W ostatnich latach Pentagon wielokrotnie oceniał, że rozwój chińskiego arsenału nuklearnego przekracza oczekiwania USA. Jeszcze w 2020 r. planiści Pentagonu uważali, że chiński arsenał nuklearny liczy około 200 głowic i jest na dobrej drodze, aby do 2030 r. osiągnąć 400. Potem po raz pierwszy w raporcie z 2021 r., oszacował, że do 2030 r. Pekin może posiadać ponad 1000 głowic nuklearnych. A w 2035 roku oszacowano, że może to być 1500 już. Dla porównania, według ośrodka Arms Control Association, Rosja i USA łącznie posiadają ponad 5 tys. głowic jądrowych, z czego każde z tych państw może mieć rozmieszczonych do 1550 głowic.

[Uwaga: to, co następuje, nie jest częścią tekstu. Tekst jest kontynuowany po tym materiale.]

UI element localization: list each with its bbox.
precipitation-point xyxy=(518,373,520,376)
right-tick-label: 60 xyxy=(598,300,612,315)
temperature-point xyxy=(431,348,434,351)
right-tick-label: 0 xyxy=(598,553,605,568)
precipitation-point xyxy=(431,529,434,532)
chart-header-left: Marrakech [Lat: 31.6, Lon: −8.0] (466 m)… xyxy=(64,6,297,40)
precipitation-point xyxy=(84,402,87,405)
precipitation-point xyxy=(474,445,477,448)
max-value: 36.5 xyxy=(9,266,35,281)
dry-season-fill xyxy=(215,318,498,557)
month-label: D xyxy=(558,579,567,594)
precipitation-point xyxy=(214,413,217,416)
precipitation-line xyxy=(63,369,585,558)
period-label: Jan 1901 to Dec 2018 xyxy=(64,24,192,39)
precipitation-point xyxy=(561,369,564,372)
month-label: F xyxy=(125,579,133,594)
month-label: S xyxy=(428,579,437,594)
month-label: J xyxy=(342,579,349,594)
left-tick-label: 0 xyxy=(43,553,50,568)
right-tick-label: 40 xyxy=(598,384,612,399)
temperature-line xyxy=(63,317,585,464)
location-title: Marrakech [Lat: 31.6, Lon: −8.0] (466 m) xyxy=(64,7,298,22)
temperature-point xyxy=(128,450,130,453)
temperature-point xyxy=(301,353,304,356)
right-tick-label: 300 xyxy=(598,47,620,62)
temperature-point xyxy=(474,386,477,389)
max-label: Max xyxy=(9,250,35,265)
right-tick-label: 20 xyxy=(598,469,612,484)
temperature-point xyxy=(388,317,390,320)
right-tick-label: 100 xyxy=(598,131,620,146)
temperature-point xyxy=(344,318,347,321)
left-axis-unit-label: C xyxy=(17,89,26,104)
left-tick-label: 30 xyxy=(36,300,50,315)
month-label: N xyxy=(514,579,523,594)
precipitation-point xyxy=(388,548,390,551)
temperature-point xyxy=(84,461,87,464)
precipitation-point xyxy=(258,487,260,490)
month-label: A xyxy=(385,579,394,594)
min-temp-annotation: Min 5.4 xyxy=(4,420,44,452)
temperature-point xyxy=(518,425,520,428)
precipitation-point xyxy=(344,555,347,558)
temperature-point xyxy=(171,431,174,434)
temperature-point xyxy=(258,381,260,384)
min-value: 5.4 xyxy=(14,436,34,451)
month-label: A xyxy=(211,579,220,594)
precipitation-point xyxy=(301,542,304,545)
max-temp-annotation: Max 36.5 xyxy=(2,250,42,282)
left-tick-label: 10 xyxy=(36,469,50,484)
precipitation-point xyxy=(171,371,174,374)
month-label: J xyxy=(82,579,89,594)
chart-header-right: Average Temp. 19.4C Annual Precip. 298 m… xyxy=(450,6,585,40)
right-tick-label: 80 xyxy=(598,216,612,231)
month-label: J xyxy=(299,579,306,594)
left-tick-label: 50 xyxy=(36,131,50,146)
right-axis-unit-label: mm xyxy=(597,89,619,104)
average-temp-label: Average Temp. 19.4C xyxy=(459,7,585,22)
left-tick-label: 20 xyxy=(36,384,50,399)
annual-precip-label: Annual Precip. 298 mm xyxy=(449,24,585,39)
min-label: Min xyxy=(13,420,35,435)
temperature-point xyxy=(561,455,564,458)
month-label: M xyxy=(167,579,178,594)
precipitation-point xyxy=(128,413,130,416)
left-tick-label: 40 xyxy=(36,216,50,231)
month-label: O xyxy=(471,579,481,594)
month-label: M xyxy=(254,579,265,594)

Raport mówi również o chińskich pracach nad nowymi typami pocisków balistycznych, w tym tych o zasięgu międzykontynentalnym (ICBM), co dodatkowo wymusi zwiększenie produkcji broni jądrowej.
Raport ostrzega jednak, że Chiny nie dążą do wojny nuklearnej. Chińscy przywódcy wojskowi prawdopodobnie wybierają potencjalne „cele uderzeń nuklearnych” myślą o osiągnięciu deeskalacji w każdym konflikcie i szybkim „powrocie do konfliktu konwencjonalnego” – zwrócono uwagę w raporcie.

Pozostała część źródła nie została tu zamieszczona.